E di un’Italia che sale, in costante progresso e destinata ad un futuro migliore,
“perché non torneremo mai più indietro, si ricostruisce per il meglio”,
proprio come il padre dello scrittore, fervente operaio-comunista, era solito dire al figlio.
Il libro è, dunque, caotico ma anche rigoroso perché rigorosa non può che essere una scuola di vita in questa città. C’è troppa dignità borghese, che si può leggere ora in senso negativo ora in senso grandemente positivo, nella commistione precipua tra grandi famiglie ottocentesche, immigrati del Sud, giovani con la testa calda ed eterni pendolari che dalle campagne si spostano per dieci ore in città.
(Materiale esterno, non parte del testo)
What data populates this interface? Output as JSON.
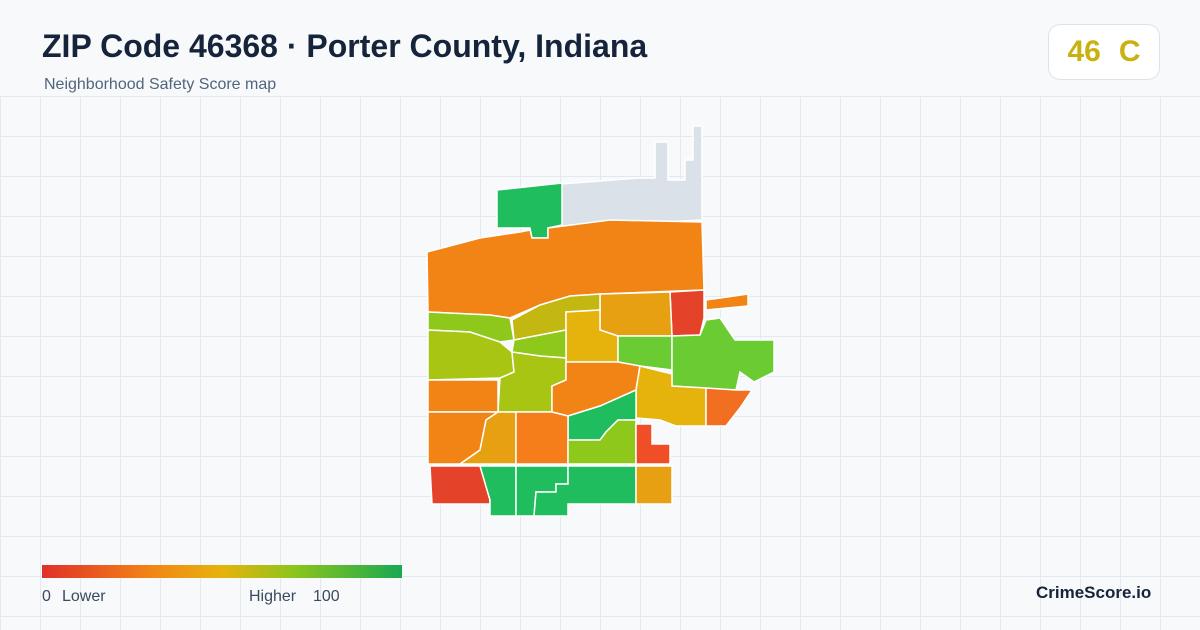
{
  "header": {
    "title": "ZIP Code 46368 · Porter County, Indiana",
    "subtitle": "Neighborhood Safety Score map"
  },
  "score": {
    "value": "46",
    "grade": "C"
  },
  "legend": {
    "min": "0",
    "min_label": "Lower",
    "max_label": "Higher",
    "max": "100"
  },
  "brand": "CrimeScore.io"
}
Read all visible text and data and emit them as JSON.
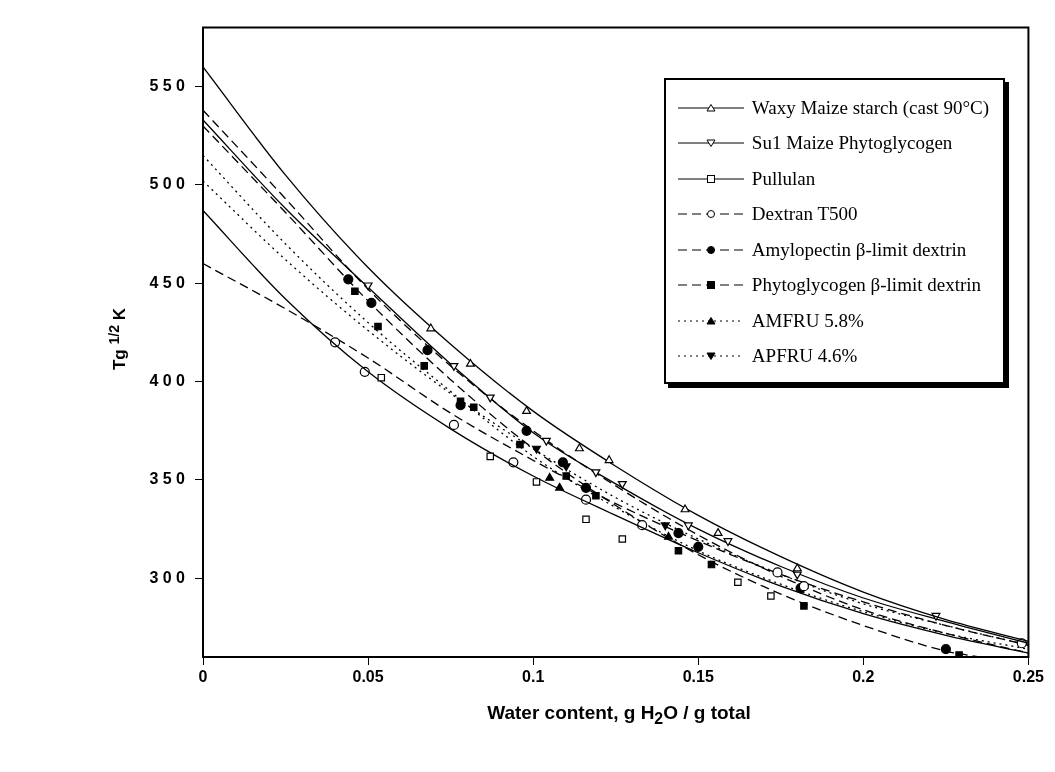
{
  "chart_data": {
    "type": "scatter",
    "xlabel": "Water content, g H$_{2}$O / g total",
    "ylabel": "Tg $^{1/2}$ K",
    "xlim": [
      0,
      0.25
    ],
    "xticks": [
      0,
      0.05,
      0.1,
      0.15,
      0.2,
      0.25
    ],
    "ylim": [
      260,
      580
    ],
    "yticks": [
      300,
      350,
      400,
      450,
      500,
      550
    ],
    "grid": false,
    "legend": "top right",
    "series": [
      {
        "name": "Waxy Maize starch (cast 90°C)",
        "marker": "triangle-open",
        "color": "#000000",
        "x": [
          0.069,
          0.081,
          0.098,
          0.114,
          0.123,
          0.146,
          0.156,
          0.18
        ],
        "values": [
          427,
          409,
          385,
          366,
          360,
          335,
          323,
          305
        ]
      },
      {
        "type": "line",
        "marker": "none",
        "line_style": "solid",
        "color": "#000000",
        "x": [
          0,
          0.025,
          0.05,
          0.075,
          0.1,
          0.125,
          0.15,
          0.175,
          0.2,
          0.225,
          0.25
        ],
        "values": [
          560,
          505,
          458,
          419,
          385,
          357,
          332,
          311,
          293,
          279,
          268
        ]
      },
      {
        "name": "Su1 Maize Phytoglycogen",
        "marker": "triangle-down-open",
        "color": "#000000",
        "x": [
          0.05,
          0.076,
          0.087,
          0.104,
          0.119,
          0.127,
          0.147,
          0.159,
          0.18,
          0.222
        ],
        "values": [
          449,
          408,
          392,
          370,
          354,
          348,
          327,
          319,
          302,
          281
        ]
      },
      {
        "type": "line",
        "marker": "none",
        "line_style": "solid",
        "color": "#000000",
        "x": [
          0,
          0.025,
          0.05,
          0.075,
          0.1,
          0.125,
          0.15,
          0.175,
          0.2,
          0.225,
          0.25
        ],
        "values": [
          533,
          488,
          448,
          409,
          374,
          348,
          325,
          306,
          290,
          278,
          267
        ]
      },
      {
        "name": "Pullulan",
        "marker": "square-open",
        "color": "#000000",
        "x": [
          0.054,
          0.087,
          0.101,
          0.116,
          0.127,
          0.162,
          0.172
        ],
        "values": [
          402,
          362,
          349,
          330,
          320,
          298,
          291
        ]
      },
      {
        "type": "line",
        "marker": "none",
        "line_style": "solid",
        "color": "#000000",
        "x": [
          0,
          0.025,
          0.05,
          0.075,
          0.1,
          0.125,
          0.15,
          0.175,
          0.2,
          0.225,
          0.25
        ],
        "values": [
          487,
          442,
          405,
          376,
          352,
          332,
          313,
          296,
          282,
          271,
          262
        ]
      },
      {
        "name": "Dextran T500",
        "marker": "circle-open",
        "color": "#000000",
        "x": [
          0.04,
          0.049,
          0.076,
          0.094,
          0.116,
          0.133,
          0.174,
          0.182,
          0.248
        ],
        "values": [
          420,
          405,
          378,
          359,
          340,
          327,
          303,
          296,
          267
        ]
      },
      {
        "type": "line",
        "marker": "none",
        "line_style": "dashed",
        "color": "#000000",
        "x": [
          0,
          0.025,
          0.05,
          0.075,
          0.1,
          0.125,
          0.15,
          0.175,
          0.2,
          0.225,
          0.25
        ],
        "values": [
          460,
          437,
          412,
          384,
          360,
          338,
          319,
          302,
          288,
          276,
          266
        ]
      },
      {
        "name": "Amylopectin β-limit dextrin",
        "marker": "circle",
        "color": "#000000",
        "x": [
          0.044,
          0.051,
          0.068,
          0.078,
          0.098,
          0.109,
          0.116,
          0.144,
          0.15,
          0.181,
          0.225
        ],
        "values": [
          452,
          440,
          416,
          388,
          375,
          359,
          346,
          323,
          316,
          295,
          264
        ]
      },
      {
        "type": "line",
        "marker": "none",
        "line_style": "dashed",
        "color": "#000000",
        "x": [
          0,
          0.025,
          0.05,
          0.075,
          0.1,
          0.125,
          0.15,
          0.175,
          0.2,
          0.225,
          0.25
        ],
        "values": [
          538,
          493,
          447,
          408,
          375,
          347,
          322,
          301,
          284,
          272,
          262
        ]
      },
      {
        "name": "Phytoglycogen β-limit dextrin",
        "marker": "square",
        "color": "#000000",
        "x": [
          0.046,
          0.053,
          0.067,
          0.078,
          0.082,
          0.096,
          0.11,
          0.119,
          0.144,
          0.154,
          0.182,
          0.229
        ],
        "values": [
          446,
          428,
          408,
          390,
          387,
          368,
          352,
          342,
          314,
          307,
          286,
          261
        ]
      },
      {
        "type": "line",
        "marker": "none",
        "line_style": "dashed",
        "color": "#000000",
        "x": [
          0,
          0.025,
          0.05,
          0.075,
          0.1,
          0.125,
          0.15,
          0.175,
          0.2,
          0.225,
          0.235
        ],
        "values": [
          530,
          486,
          441,
          401,
          366,
          337,
          312,
          292,
          276,
          263,
          260
        ]
      },
      {
        "name": "AMFRU 5.8%",
        "marker": "triangle",
        "color": "#000000",
        "x": [
          0.105,
          0.108,
          0.141
        ],
        "values": [
          351,
          346,
          321
        ]
      },
      {
        "type": "line",
        "marker": "none",
        "line_style": "dotted",
        "color": "#000000",
        "x": [
          0,
          0.025,
          0.05,
          0.075,
          0.1,
          0.125,
          0.15,
          0.175,
          0.2,
          0.225,
          0.25
        ],
        "values": [
          515,
          470,
          430,
          395,
          362,
          336,
          314,
          297,
          283,
          272,
          264
        ]
      },
      {
        "name": "APFRU 4.6%",
        "marker": "triangle-down",
        "color": "#000000",
        "x": [
          0.101,
          0.11,
          0.14
        ],
        "values": [
          366,
          357,
          327
        ]
      },
      {
        "type": "line",
        "marker": "none",
        "line_style": "dotted",
        "color": "#000000",
        "x": [
          0,
          0.025,
          0.05,
          0.075,
          0.1,
          0.125,
          0.15,
          0.175,
          0.2,
          0.225,
          0.25
        ],
        "values": [
          502,
          462,
          426,
          394,
          366,
          341,
          320,
          302,
          287,
          276,
          266
        ]
      }
    ]
  }
}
La scrittura di Alberto Rollo è rigorosa, molto più simile alla china che scorre su un tecnigrafo di un bravo geometra cresciuto a pane ed edilizia popolare piuttosto che al ticchettare un po’ stanco di un giovane creativo di viale Forlanini. Dunque la Milano di Rollo è una Milano ideale e concreta, operaia ed intellettuale, piena di artisti e piena di pendolari dalle facce antiche che prendono il treno per lavorare e per rendere ancora più bella, grande e rigorosamente caotica questa grande città.